The government has many little known but influential Advisory Committees. Outdoor Alliance was appointed to one of only 19 seats on the committee advising the roll out of the new Forest Service Planning Rule. This Rule will direct how all new forest plans are crafted – and thus how much of our vital national forest land is experienced. With a seat at the table in Washington, DC we will give critical input into the national process that ultimately protects our trails, rivers, crags and slopes.

4.    Strengthened the Colorado Roadless Rule

After more than four years of work, we celebrated the successful resolution of the Colorado Roadless Rule. Thanks in part to our efforts, the final rule doubled the amount of land given the highest upper tier protection. This brought the total to 1.2 million acres, including places like Lime Creek, Hoosier Ridge and parts of the Colorado Trail and the CDT.  Looking back, 40% of this increase is attributable to our careful maps of the world-class paddling, riding, climbing, hiking and skiing.

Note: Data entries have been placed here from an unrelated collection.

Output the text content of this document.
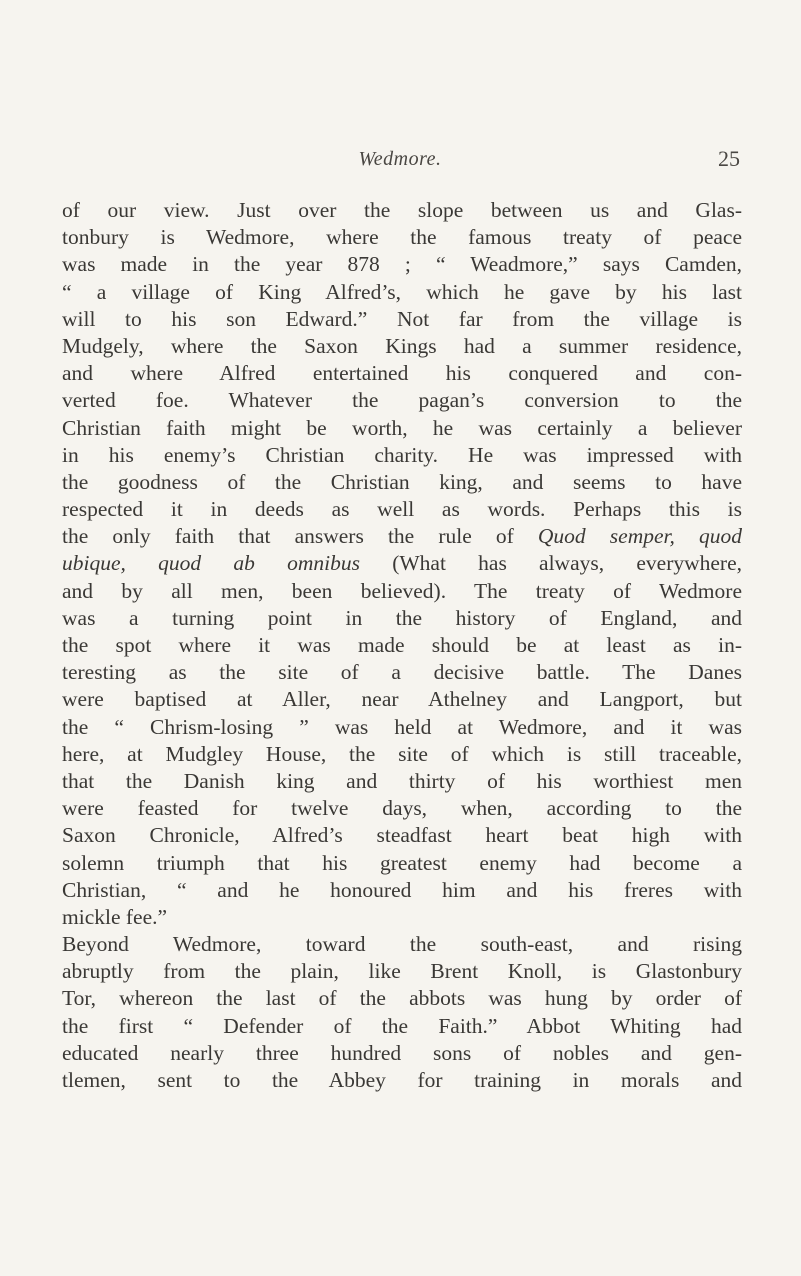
Wedmore.	25
of our view. Just over the slope between us and Glas-
tonbury is Wedmore, where the famous treaty of peace
was made in the year 878 ; “ Weadmore,” says Camden,
“ a village of King Alfred’s, which he gave by his last
will to his son Edward.” Not far from the village is
Mudgely, where the Saxon Kings had a summer residence,
and where Alfred entertained his conquered and con-
verted foe. Whatever the pagan’s conversion to the
Christian faith might be worth, he was certainly a believer
in his enemy’s Christian charity. He was impressed with
the goodness of the Christian king, and seems to have
respected it in deeds as well as words. Perhaps this is
the only faith that answers the rule of Quod semper, quod
ubique, quod ab omnibus (What has always, everywhere,
and by all men, been believed). The treaty of Wedmore
was a turning point in the history of England, and
the spot where it was made should be at least as in-
teresting as the site of a decisive battle. The Danes
were baptised at Aller, near Athelney and Langport, but
the “ Chrism-losing ” was held at Wedmore, and it was
here, at Mudgley House, the site of which is still traceable,
that the Danish king and thirty of his worthiest men
were feasted for twelve days, when, according to the
Saxon Chronicle, Alfred’s steadfast heart beat high with
solemn triumph that his greatest enemy had become a
Christian, “ and he honoured him and his freres with
mickle fee.”
Beyond Wedmore, toward the south-east, and rising
abruptly from the plain, like Brent Knoll, is Glastonbury
Tor, whereon the last of the abbots was hung by order of
the first “ Defender of the Faith.” Abbot Whiting had
educated nearly three hundred sons of nobles and gen-
tlemen, sent to the Abbey for training in morals and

5.    Weighed-in on Challenging Public Lands Bills

Last year saw the proposal of a collection of problematic public lands bills. These called for everything from overriding all environmental protections within 100 miles of the border to selling all federal public land back to the states. Partnering with the National Wildlife Federation, the Outdoor Alliance team traveled to DC to educate Congressional offices about the ripple effects of these proposed policies and their impacts on the human powered and sportsperson communities. We were pleased to see that Congress did not turn any of these proposals into law.